There’s an interesting letter from a Mr Ian Cameron (any relation to Dave?) in this week’s Telegraph. Here, Cameron points out when he was a banker, no bonuses were written into their contracts of employment and that “at no time should individuals, departments or divisions be awarded bonus payments when the holding or group company does not make a profit”.
Is this laughably unrealistic today and in the future?
Not according to an article by Gillian Tett in the Financial Times, which highlights research into Wall Street pay over the past 150 years.
For much of this period, financial-sector pay relative to the rest of the private sector was roughly at parity. This changed to 1.7 times in the run-up to the crash of 1929 and again it hit 1.7 in 2006, just as sub- prime mania was climaxing.
But in a world of technological change and globalisation, you need bright highly skilled bankers right? Wrong. In a splendid de bunking of this nonsense, the researchers point out “the technological development of the past 40 years (with IT in particular) should have disproportionately increased efficiency”, noting that in companies such as Walmart, efficiency has reduced wages.
The researchers calculate that at least half the relative pay jump in the financial sector represents skimming off fees, not innovation.
Tett goes on to argue that recent changes in the remuneration models at the likes of Goldman Sachs, Morgan Stanley and JP Morgan Chase are the first signs that pay could be on a slow-but-sure journey back to historic parity.
I think she is right. There are obviously the high-profile political casualties such as Hester and Goodwin but at the more workaday level, financial companies and their stakeholders are beginning to realise that there is an almost endless supply of bright young graduates who would be only too pleased to learn how to step into the shoes of those who complain they can’t get by on £200k per annum.
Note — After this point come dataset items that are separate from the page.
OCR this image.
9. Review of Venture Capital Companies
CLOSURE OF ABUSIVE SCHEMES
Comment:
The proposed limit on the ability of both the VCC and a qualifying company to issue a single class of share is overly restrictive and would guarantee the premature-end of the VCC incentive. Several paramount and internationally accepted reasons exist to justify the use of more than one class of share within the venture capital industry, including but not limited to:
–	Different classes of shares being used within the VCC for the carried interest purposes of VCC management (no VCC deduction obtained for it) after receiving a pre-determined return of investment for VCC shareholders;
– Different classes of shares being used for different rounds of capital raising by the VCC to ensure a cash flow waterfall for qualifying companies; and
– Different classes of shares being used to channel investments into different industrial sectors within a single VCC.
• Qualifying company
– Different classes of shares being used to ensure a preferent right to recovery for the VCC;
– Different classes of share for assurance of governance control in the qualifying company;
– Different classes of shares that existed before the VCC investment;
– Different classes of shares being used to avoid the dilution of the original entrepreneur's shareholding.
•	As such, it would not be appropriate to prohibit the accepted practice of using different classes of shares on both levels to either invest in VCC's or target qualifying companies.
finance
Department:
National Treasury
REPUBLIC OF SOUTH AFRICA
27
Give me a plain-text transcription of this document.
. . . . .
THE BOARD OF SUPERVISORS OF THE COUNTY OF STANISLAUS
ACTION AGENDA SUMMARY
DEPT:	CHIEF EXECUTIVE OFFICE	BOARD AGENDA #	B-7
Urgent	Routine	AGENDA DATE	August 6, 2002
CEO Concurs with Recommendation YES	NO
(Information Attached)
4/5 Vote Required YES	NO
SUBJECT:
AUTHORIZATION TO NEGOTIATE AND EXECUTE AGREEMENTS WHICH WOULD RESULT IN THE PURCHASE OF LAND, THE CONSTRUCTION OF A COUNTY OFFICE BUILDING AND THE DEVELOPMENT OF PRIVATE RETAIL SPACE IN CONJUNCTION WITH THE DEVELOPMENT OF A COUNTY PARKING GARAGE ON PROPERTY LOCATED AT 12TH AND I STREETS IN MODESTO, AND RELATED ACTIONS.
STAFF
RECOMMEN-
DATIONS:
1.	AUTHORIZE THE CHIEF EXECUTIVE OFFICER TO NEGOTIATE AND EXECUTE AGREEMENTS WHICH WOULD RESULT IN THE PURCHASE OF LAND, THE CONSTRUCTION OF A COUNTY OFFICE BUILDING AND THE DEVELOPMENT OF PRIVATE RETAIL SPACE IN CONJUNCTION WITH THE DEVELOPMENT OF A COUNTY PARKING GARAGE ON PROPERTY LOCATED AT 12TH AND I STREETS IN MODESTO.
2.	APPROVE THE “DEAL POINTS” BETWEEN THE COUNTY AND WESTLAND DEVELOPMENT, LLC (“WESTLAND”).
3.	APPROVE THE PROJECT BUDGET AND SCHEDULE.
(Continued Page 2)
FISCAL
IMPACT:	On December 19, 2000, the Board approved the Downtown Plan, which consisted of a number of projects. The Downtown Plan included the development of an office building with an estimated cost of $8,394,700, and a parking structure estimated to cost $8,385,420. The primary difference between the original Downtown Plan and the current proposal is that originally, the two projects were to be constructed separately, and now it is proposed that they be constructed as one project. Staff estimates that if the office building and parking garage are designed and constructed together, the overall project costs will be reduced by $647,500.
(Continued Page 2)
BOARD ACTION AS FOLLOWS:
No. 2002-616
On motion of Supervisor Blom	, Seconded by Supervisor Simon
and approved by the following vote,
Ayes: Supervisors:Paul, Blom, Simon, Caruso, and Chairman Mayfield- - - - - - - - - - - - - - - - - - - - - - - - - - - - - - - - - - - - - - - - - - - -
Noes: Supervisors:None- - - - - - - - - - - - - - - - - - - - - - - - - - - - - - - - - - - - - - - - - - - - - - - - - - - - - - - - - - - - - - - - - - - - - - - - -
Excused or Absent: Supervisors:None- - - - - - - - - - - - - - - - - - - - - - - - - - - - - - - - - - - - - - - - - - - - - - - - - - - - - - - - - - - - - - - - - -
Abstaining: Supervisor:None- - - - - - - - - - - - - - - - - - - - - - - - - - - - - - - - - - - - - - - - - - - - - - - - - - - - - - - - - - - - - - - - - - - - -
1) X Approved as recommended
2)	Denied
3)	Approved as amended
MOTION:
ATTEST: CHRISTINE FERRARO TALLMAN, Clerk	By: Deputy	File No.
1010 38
Global financial institutions keep their wheels turning by making sure their employees conform to strict routines. They are “worker bees”, not successful financial entrepreneurs. Hence maintaining pay scales at anywhere near 1.7 times the private sector average is, quite simply, unsustainable. Not that the boards of RBS (staff bonus pool of £500m) and Barclays (staff bonus pool last year of £2.7bn) have twigged this yet.
No doubt Simon Walker, director-general of the Institute of Directors, would describe my article as yet another example of “anti-business hysteria”. Deep down he probably knows that many of his FTSE 100 directors also cannot hope to carry on being paid well over the odds for just being “upstairs employees” of their regular-as-clockwork companies.
Modern capitalism needs to be about high rewards for successful entrepreneurs. Those who can do nothing better with their lives than attach themselves to Megacorp will find that the days of megabucks are drawing to a close.